Brown Shipley retains some traditionalist features – it is not greatly enthusiastic about alternative sectors such as hedge funds, for example. Mr Collier said the area of so-called alternative investments remains one that holds out promise, but he cautioned: “There is the whole area of structured products, hedge funds, alternative investments, and we do offer these to our clients but have in the past been a bit sceptical about them - they have a place, but they have a small place for us.”

As for further expansion plans – the firm has recently added to its regional presence with an office in Birmingham – Mr Collier said Brown Shipley had some further ground to make up but much of its necessary goals had been met.
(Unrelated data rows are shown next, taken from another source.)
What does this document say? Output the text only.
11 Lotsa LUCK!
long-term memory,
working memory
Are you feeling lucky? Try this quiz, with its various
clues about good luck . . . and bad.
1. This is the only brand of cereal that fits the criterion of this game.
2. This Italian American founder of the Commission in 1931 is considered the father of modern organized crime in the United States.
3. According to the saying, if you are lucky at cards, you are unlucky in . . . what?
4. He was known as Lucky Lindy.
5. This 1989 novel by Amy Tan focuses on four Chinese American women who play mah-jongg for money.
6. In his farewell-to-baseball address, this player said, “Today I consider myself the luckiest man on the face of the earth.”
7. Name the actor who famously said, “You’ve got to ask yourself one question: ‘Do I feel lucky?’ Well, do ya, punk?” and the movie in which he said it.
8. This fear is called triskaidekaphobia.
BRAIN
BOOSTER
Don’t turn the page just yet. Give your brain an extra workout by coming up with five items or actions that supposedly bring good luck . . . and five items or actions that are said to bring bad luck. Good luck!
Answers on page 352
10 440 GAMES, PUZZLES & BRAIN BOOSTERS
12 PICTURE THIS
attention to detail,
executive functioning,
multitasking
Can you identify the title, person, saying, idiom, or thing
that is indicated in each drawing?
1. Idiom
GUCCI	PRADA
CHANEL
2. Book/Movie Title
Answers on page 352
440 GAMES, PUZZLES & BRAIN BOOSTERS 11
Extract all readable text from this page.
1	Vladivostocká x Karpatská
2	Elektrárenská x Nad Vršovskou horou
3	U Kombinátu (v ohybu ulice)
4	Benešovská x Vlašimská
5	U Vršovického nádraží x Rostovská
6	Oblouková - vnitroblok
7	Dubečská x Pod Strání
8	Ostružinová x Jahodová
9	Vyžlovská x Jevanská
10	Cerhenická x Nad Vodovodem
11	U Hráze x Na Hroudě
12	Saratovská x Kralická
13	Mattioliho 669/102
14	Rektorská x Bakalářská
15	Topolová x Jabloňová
“Our feeling has been that we have been a bit lightweight in some of the wealth locations in the UK, such as the Midlands and Scotland but recently we have opened offices in Birmingham and Edinburgh in addition to having an established presence in London, Manchester and Leeds.”

Brown Shipley does not pitch itself among those banks serving the very richest: to be a client of Brown Shipley, in rough terms clients need to show about a minimum of £250,000. And as one of the oldest such private banks, it is also very much a “pure-play” operator, as it has spun off a good deal of peripheral activities outside the “core” of private banking to focus on essentials. At one stage the bank even ran a travel agency business, now sold off.

In the 198 years since it was founded, this bank has survived depressions, wars and economic booms. At a time of financial uncertainty, Mr Collier and his colleagues must hope such a robust track record continues to bring in clients and encourage existing ones to stay on board.